Maître Eckhart enseignait que la vie éveillée est productrice de joie. Le lecteur moderne ne prêtera peut être pas toute l'attention qu'il convient au mot « joie » qu'il lira comme si Eckhart avait écrit « plaisir ». Cependant, la distinction entre joie et plaisir est essentielle, surtout par rapport à la différence entre le mode être et le mode avoir. Comme nous vivons dans un monde de « plaisirs sans joie », il n'est pas facile d'apprécier la différence.
Qu'est-ce que le plaisir? Bien que, dans la pensée populaire, le mot soit employé de différentes façons, sa meilleure définition semble être : la satisfaction d'un désir qui, pour être satisfait, n'exige pas d'activité (dans le sens de vie éveillée). Ce plaisir peut être d'une grande intensité : le plaisir de remporter un succès social, d'augmenter ses revenus, de gagner à la loterie ; le plaisir sexuel conventionnel ; manger à « satiété » ; gagner une course ; l'état d'exaltation procuré par la boisson, la transe, la drogue ; le plaisir de satisfaire son sadisme ou sa passion de tuer ou de mutiler ce qui est vivant.
[...] Les plaisirs des hédonistes radicaux, la satisfaction d'appétits toujours nouveaux, les plaisirs de la société contemporaine produisent différents degrés de surexcitation. Mais ils ne sont pas générateurs de joie. En réalité, l'absence de joie rend nécessaire la quête de plaisirs toujours plus neufs, toujours plus excitants.
[...] La joie n'est pas une flambée extatique du moment. La joie est la lumière resplendissante qui accompagne l'« être ».
Le plaisir et l'excitation sont propices à la tristesse dès que le prétendu sommet a été atteint ; car le plaisir a bien été ressenti, mais le vase qui le contenait n'a pas grandi ; les pouvoirs intérieurs ne se sont pas accrus ; on a essayé de percer l'ennui de l'activité improductive et, pour un instant, l'individu a rassemblé toute son énergie... à part la raison et l'amour. On a tenté de devenir un surhomme, sans même réussir à être humain. Au moment du triomphe, on semble avoir réussi, mais le triomphe est suivi d'une profonde tristesse : parce que rien n'a changé en soi-même. Le dicton Post coïtum animal triste est exprime le même phénomène en ce qui concerne le sexe sans amour, qui est l'« expérience d'un sommet », d'une excitation intense, donc riche en plaisir, et nécessairement suivie d'un sentiment de déception dès qu'elle prend fin. La joie, dans le sexe, n'est éprouvée que quand l'intimité physique est en même temps l'intimité de l'amour.

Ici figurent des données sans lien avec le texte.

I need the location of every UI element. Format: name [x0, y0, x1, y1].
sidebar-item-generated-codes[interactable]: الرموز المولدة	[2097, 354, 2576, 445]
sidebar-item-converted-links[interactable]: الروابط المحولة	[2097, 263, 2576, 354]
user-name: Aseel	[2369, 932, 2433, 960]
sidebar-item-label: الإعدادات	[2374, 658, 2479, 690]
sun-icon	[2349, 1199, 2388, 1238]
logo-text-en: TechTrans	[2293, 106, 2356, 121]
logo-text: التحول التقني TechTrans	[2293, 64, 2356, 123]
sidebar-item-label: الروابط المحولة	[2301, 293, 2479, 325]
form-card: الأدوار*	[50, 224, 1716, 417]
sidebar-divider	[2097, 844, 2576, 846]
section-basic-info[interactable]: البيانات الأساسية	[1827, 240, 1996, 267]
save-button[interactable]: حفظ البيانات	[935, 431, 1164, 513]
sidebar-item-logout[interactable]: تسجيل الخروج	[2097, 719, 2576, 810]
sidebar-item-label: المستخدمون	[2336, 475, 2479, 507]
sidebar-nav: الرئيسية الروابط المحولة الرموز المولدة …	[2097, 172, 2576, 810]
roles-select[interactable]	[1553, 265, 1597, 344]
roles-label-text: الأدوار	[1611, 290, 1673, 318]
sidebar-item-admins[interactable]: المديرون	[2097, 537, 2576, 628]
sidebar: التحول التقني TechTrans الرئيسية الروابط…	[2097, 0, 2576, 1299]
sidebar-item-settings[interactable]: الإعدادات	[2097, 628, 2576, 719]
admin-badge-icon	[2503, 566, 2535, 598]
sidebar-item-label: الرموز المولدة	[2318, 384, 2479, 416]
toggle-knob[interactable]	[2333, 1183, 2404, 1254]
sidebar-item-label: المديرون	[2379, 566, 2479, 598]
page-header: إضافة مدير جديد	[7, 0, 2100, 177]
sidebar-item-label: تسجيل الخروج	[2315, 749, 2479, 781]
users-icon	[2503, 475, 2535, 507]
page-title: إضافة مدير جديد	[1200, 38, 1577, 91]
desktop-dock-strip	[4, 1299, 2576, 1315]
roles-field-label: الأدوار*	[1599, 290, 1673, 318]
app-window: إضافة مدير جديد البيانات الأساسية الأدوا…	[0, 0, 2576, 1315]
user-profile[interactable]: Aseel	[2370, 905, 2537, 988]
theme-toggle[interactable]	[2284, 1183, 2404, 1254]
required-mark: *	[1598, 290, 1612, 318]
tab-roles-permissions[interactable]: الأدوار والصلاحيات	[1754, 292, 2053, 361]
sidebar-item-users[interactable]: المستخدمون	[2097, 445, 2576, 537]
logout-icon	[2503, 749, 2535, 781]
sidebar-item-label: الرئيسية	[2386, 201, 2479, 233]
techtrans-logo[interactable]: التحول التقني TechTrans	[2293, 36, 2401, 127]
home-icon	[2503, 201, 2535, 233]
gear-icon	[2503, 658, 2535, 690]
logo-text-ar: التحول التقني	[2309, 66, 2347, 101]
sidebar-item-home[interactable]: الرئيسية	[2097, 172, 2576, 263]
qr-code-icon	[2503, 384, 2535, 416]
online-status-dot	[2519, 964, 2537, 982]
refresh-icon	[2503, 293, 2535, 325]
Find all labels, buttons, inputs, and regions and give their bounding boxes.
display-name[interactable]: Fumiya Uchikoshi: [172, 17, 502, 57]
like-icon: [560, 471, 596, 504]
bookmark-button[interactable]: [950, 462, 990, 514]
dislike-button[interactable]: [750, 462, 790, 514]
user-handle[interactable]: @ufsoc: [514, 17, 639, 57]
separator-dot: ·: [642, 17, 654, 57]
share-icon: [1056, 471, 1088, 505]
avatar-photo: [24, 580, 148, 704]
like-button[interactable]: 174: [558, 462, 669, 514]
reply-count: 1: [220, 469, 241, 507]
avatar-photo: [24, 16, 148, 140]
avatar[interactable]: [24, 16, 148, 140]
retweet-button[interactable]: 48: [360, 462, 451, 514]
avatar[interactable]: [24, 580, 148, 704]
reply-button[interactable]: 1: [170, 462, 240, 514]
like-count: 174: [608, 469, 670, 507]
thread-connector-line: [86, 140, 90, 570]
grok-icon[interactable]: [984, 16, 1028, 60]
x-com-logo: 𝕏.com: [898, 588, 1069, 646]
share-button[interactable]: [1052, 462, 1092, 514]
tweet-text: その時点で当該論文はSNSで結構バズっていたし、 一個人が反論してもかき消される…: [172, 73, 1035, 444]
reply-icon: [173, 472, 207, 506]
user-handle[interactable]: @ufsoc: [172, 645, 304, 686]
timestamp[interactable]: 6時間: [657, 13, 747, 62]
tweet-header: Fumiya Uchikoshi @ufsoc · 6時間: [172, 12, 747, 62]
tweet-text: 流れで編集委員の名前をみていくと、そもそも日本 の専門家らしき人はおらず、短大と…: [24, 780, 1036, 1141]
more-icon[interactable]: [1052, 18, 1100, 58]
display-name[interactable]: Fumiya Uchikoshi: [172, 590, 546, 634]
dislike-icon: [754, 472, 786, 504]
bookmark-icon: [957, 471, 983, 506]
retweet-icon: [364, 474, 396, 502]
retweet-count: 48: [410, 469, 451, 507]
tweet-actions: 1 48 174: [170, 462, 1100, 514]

Comme on peut s'y attendre, la joie joue nécessairement un rôle essentiel dans les systèmes religieux et philosophiques qui proclament l'être comme le but de la vie. Le bouddhisme, tout en rejetant le plaisir, conçoit un état de Nirvāna, un état de joie qui apparaît dans les récits et les représentations de la mort de Bouddha. (Je suis reconnaissant au regretté D.T. Suzuki de m'avoir rendu cela évident en me montrant une image célèbre de la mort de Bouddha.)